A succulent loin of pork stuffed with prunes and slow roasted and served with a delicious gravy!
In stock
Roasted Pork Loin


  • 1/2 lb Pitted Prunes
  • 1/2 Cup Bourbon OR Vanilla & Fig Balsamic VInegar
  • 3 lb Boneless Pork Loin Roast, boned and fat trimmed
  • 10 Fresh Sage Leaves
  • 2 Tablespoons Olivum OR Roasted Garlic Olive Oil
  • 1/2 Cup Diced Carrot
  • 1/2 Cup Diced Celery
  • 1/2 Cup Chopped Onion
  • 4 Cloves Garlic crushed and peeled
  • 2 1/2 Cups Chicken Stock
  • Salt & Pepper, To Taste


In a small container, soak the prunes in bourbon or Vanilla & Fig Balsamic Vinegar for 1 hour.
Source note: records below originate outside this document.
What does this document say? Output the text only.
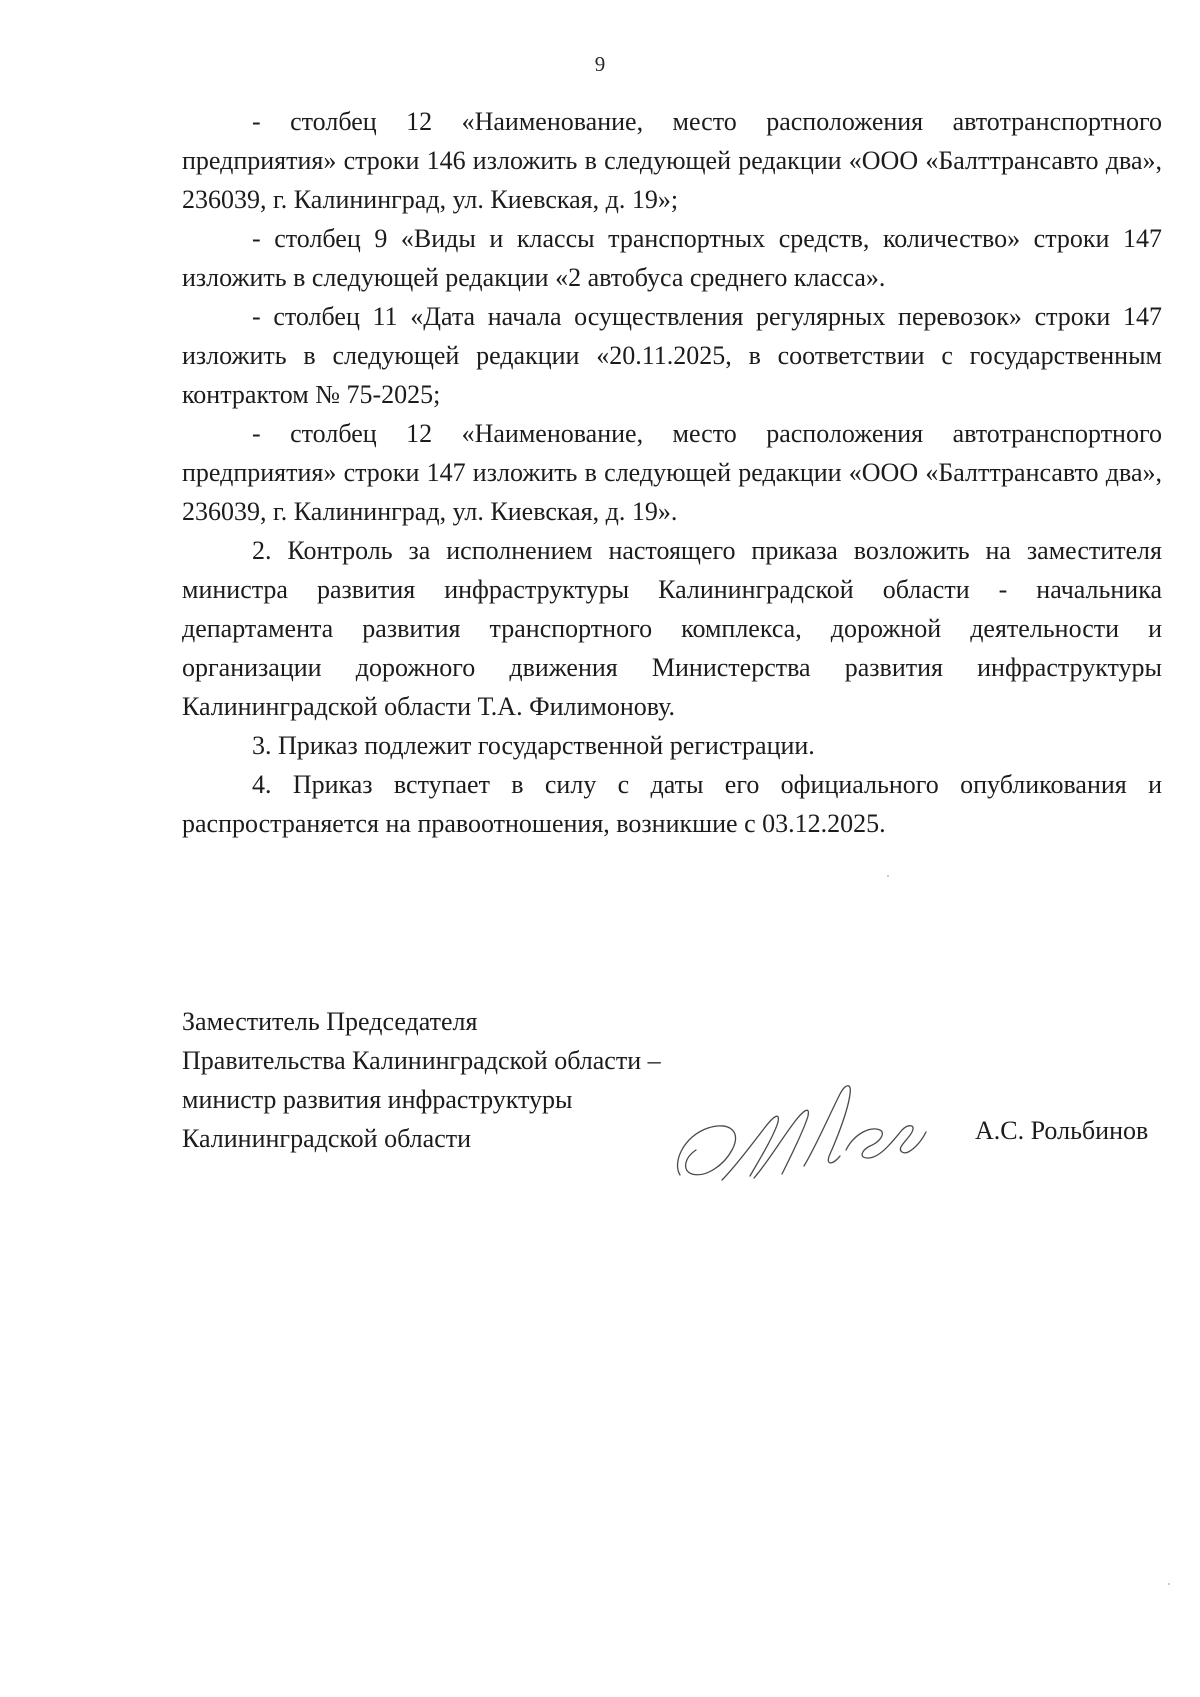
9

- столбец 12 «Наименование, место расположения автотранспортного предприятия» строки 146 изложить в следующей редакции «ООО «Балттрансавто два», 236039, г. Калининград, ул. Киевская, д. 19»;

- столбец 9 «Виды и классы транспортных средств, количество» строки 147 изложить в следующей редакции «2 автобуса среднего класса».

- столбец 11 «Дата начала осуществления регулярных перевозок» строки 147 изложить в следующей редакции «20.11.2025, в соответствии с государственным контрактом № 75-2025;

- столбец 12 «Наименование, место расположения автотранспортного предприятия» строки 147 изложить в следующей редакции «ООО «Балттрансавто два», 236039, г. Калининград, ул. Киевская, д. 19».

2. Контроль за исполнением настоящего приказа возложить на заместителя министра развития инфраструктуры Калининградской области - начальника департамента развития транспортного комплекса, дорожной деятельности и организации дорожного движения Министерства развития инфраструктуры Калининградской области Т.А. Филимонову.

3. Приказ подлежит государственной регистрации.

4. Приказ вступает в силу с даты его официального опубликования и распространяется на правоотношения, возникшие с 03.12.2025.

Заместитель Председателя
Правительства Калининградской области –
министр развития инфраструктуры
Калининградской области	А.С. Рольбинов
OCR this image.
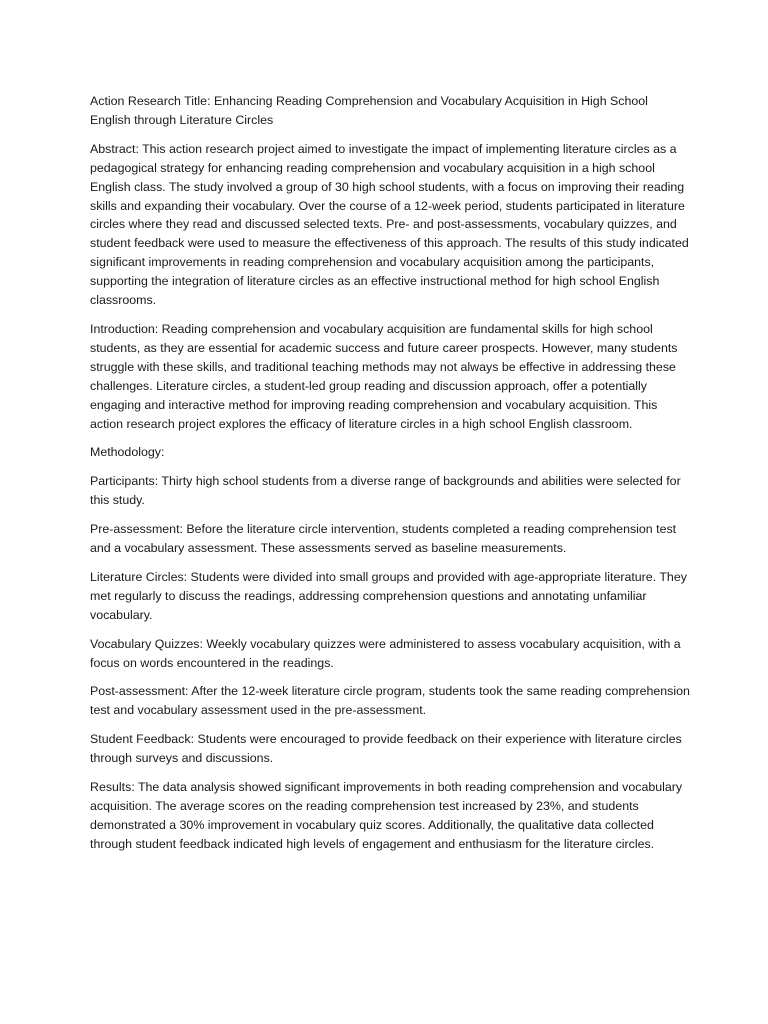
Action Research Title: Enhancing Reading Comprehension and Vocabulary Acquisition in High School English through Literature Circles

Abstract: This action research project aimed to investigate the impact of implementing literature circles as a pedagogical strategy for enhancing reading comprehension and vocabulary acquisition in a high school English class. The study involved a group of 30 high school students, with a focus on improving their reading skills and expanding their vocabulary. Over the course of a 12-week period, students participated in literature circles where they read and discussed selected texts. Pre- and post-assessments, vocabulary quizzes, and student feedback were used to measure the effectiveness of this approach. The results of this study indicated significant improvements in reading comprehension and vocabulary acquisition among the participants, supporting the integration of literature circles as an effective instructional method for high school English classrooms.

Introduction: Reading comprehension and vocabulary acquisition are fundamental skills for high school students, as they are essential for academic success and future career prospects. However, many students struggle with these skills, and traditional teaching methods may not always be effective in addressing these challenges. Literature circles, a student-led group reading and discussion approach, offer a potentially engaging and interactive method for improving reading comprehension and vocabulary acquisition. This action research project explores the efficacy of literature circles in a high school English classroom.

Methodology:

Participants: Thirty high school students from a diverse range of backgrounds and abilities were selected for this study.

Pre-assessment: Before the literature circle intervention, students completed a reading comprehension test and a vocabulary assessment. These assessments served as baseline measurements.

Literature Circles: Students were divided into small groups and provided with age-appropriate literature. They met regularly to discuss the readings, addressing comprehension questions and annotating unfamiliar vocabulary.

Vocabulary Quizzes: Weekly vocabulary quizzes were administered to assess vocabulary acquisition, with a focus on words encountered in the readings.

Post-assessment: After the 12-week literature circle program, students took the same reading comprehension test and vocabulary assessment used in the pre-assessment.

Student Feedback: Students were encouraged to provide feedback on their experience with literature circles through surveys and discussions.

Results: The data analysis showed significant improvements in both reading comprehension and vocabulary acquisition. The average scores on the reading comprehension test increased by 23%, and students demonstrated a 30% improvement in vocabulary quiz scores. Additionally, the qualitative data collected through student feedback indicated high levels of engagement and enthusiasm for the literature circles.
Pre-Heat the oven to 450 degrees F. Drain the prunes, reserving the soaking liquid and 4 prunes. 

To stuff the roast: use a sharp knife to cut a 1- inch pocket along the entire length of the eye, around the top half part of the roast. Cut from both sides of the roast until you cut through. Line the remaining soaked prunes along the slit in the roast. Fold the flap over the opening, and tie the roast securely with kitchen twine at 2- inch intervals. Thread the sage leaves in two rows through the ties on either side of the roast. Season the roast generously with salt and pepper, and rub it with the olive oil. Place the roast in a large roasting pan. 

Roast 15 minutes. Reduce the oven temperature to 400 degrees F. Tilt the roasting pan, and spoon off excess fat. Scatter the carrot, celery, onion, and garlic around the roast. Roast another 15 minutes.  

Add the reserved prunes and soaking liquid, and roast another 10 minutes. Pour the stock into the pan and continue cooking, basting the roast occasionally with the pan juices, until a meat thermometer inserted into the thickest part of the roast registers 155 degrees F, 30 to 40 minutes.  

Remove the roast to a platter. Strain the liquid through a sieve, pressing on the vegetables to extract as much liquid as possible and to force some of the vegetables through the sieve. Skim all fat from the surface of the sauce. The sauce should be thick enough to coat a spoon lightly. If not, transfer the sauce to a small saucepan, bring to a simmer, and simmer until it is thick enough to coat a spoon lightly. Season the sauce with salt and pepper, if needed. Cut the meat into ¼- inch slices, and serve with the sauce.